The Democratic leadership moved that the House go along with the bill including the food tax cut. By that time it had been sent back from the Senate.
However, a heated drama unfolded when House Minority Leader Tim Armstead, R-Kanawha, attempted to amend the bill to include a complete repeal of the food tax.
Armstead was summoned to the speaker's podium, where he and a visibly livid Thompson engaged in a lengthy argument.
The two argued over the House's past practice of making substantive changes to bills at this point in the process.
Thompson explained it was a practice he ended when he became speaker.
"That's when you went home over the weekend and found out that you voted for something you didn't realize you were voting for," he told the House following the exchange.
"The ruling of this chair is that we will not go back to this practice."
After the Republican amendment was rejected, the House approved the bill with the 1 percentage point reduction by a 91-2 margin.
Thompson, still red-faced from the exchange with Armstead, stood by his decision when speaking to reporters after the session.
"My members know what we're voting on; we don't sneak stuff in legislation," he said.
He said even though he supported elimination of the food tax, he felt compelled to abide by the rules he had set for the House.
"Once I was told by the clerk that it was substantive change, the ruling's clear - it doesn't make a difference what's in it.
"I have a job as presiding officer of this House to preside over this House and make rulings that are consistent with legal precedent with this House."
However, Republicans cried foul, pointing to another bill designed to give one-time bonuses to certain low-income state retirees.
The House passed a bill that would have provided $600 bonuses to that group. The Senate then amended it and asked the House to go along with $1,200 bonuses.

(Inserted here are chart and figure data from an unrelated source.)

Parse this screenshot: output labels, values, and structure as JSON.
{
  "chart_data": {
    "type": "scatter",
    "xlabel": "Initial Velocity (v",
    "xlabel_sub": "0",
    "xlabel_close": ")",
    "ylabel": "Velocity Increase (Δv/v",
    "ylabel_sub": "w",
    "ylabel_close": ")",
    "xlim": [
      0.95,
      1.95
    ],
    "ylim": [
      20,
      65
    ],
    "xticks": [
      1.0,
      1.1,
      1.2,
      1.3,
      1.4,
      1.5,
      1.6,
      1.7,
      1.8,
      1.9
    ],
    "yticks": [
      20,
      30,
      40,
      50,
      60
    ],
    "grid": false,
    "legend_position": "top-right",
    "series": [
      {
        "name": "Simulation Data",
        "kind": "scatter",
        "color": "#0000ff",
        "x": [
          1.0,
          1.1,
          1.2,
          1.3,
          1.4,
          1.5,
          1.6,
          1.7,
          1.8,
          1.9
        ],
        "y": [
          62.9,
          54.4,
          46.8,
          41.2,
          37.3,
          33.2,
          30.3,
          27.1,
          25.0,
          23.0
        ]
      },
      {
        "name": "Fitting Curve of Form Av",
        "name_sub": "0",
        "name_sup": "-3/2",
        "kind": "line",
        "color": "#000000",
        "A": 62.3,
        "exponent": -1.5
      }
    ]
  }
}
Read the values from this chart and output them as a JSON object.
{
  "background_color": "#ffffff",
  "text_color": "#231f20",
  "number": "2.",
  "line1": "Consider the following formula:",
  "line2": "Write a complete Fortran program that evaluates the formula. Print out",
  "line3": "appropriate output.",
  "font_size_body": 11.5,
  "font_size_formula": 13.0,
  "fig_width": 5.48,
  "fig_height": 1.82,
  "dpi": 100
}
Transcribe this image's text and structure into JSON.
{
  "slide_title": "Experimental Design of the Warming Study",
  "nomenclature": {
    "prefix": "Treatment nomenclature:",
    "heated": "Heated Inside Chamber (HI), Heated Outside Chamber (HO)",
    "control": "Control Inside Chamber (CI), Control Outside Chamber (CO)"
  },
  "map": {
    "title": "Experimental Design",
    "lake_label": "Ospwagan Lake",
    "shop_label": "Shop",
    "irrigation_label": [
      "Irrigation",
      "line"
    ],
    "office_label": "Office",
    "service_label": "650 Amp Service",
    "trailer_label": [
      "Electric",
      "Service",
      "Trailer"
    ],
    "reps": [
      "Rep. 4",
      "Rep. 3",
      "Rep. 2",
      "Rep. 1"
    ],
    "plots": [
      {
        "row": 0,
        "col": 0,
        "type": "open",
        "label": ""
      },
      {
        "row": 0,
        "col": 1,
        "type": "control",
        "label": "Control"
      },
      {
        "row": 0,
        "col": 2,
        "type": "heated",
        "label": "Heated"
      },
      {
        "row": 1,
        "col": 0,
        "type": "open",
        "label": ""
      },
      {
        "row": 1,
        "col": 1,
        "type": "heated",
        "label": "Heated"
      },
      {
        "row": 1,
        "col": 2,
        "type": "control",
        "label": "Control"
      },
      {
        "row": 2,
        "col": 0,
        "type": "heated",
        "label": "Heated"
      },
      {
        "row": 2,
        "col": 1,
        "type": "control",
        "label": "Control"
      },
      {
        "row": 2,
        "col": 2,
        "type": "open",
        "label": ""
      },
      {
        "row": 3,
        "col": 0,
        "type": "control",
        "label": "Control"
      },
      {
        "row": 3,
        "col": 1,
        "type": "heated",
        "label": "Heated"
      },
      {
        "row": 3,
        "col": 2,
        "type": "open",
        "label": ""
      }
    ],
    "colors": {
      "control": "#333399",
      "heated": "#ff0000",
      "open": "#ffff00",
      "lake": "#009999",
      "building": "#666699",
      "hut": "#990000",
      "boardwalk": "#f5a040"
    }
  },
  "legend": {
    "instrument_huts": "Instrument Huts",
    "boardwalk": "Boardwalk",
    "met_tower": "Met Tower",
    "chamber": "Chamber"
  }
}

Instead, the House leadership referred the bill back to the House Finance Committee, which now is proposing the amount be doubled again, to $2,400.
Armstead said House leadership supported that maneuver so Republicans saw no reason that their food tax amendment should not have been considered.
"The House rules and the joint rules clearly gave us the right to bring before this House for debate the ability to fully eliminate the food tax," Armstead said.
"I am utterly disappointed - disappointed beyond words - the extent to which this leadership of this House would go to prevent a vote for fully eliminating the food tax."
Delegate Mitch Carmichael, R-Jackson, pointed to the pension bonus bill, which emerged from the House Finance Committee Wednesday afternoon, as highlighting inconsistencies in the House.
"Twenty minutes prior to this floor session, we did the very thing that they ruled out of order," Carmichael said.
"They're playing fast and loose with the people's money, and they will go to any length to avoid voting on providing any real tax relief to West Virginians in the form of the elimination of the food tax."
Though the Republicans did not get a full repeal, the 1-cent reduction now goes to Tomblin for his signature before becoming law.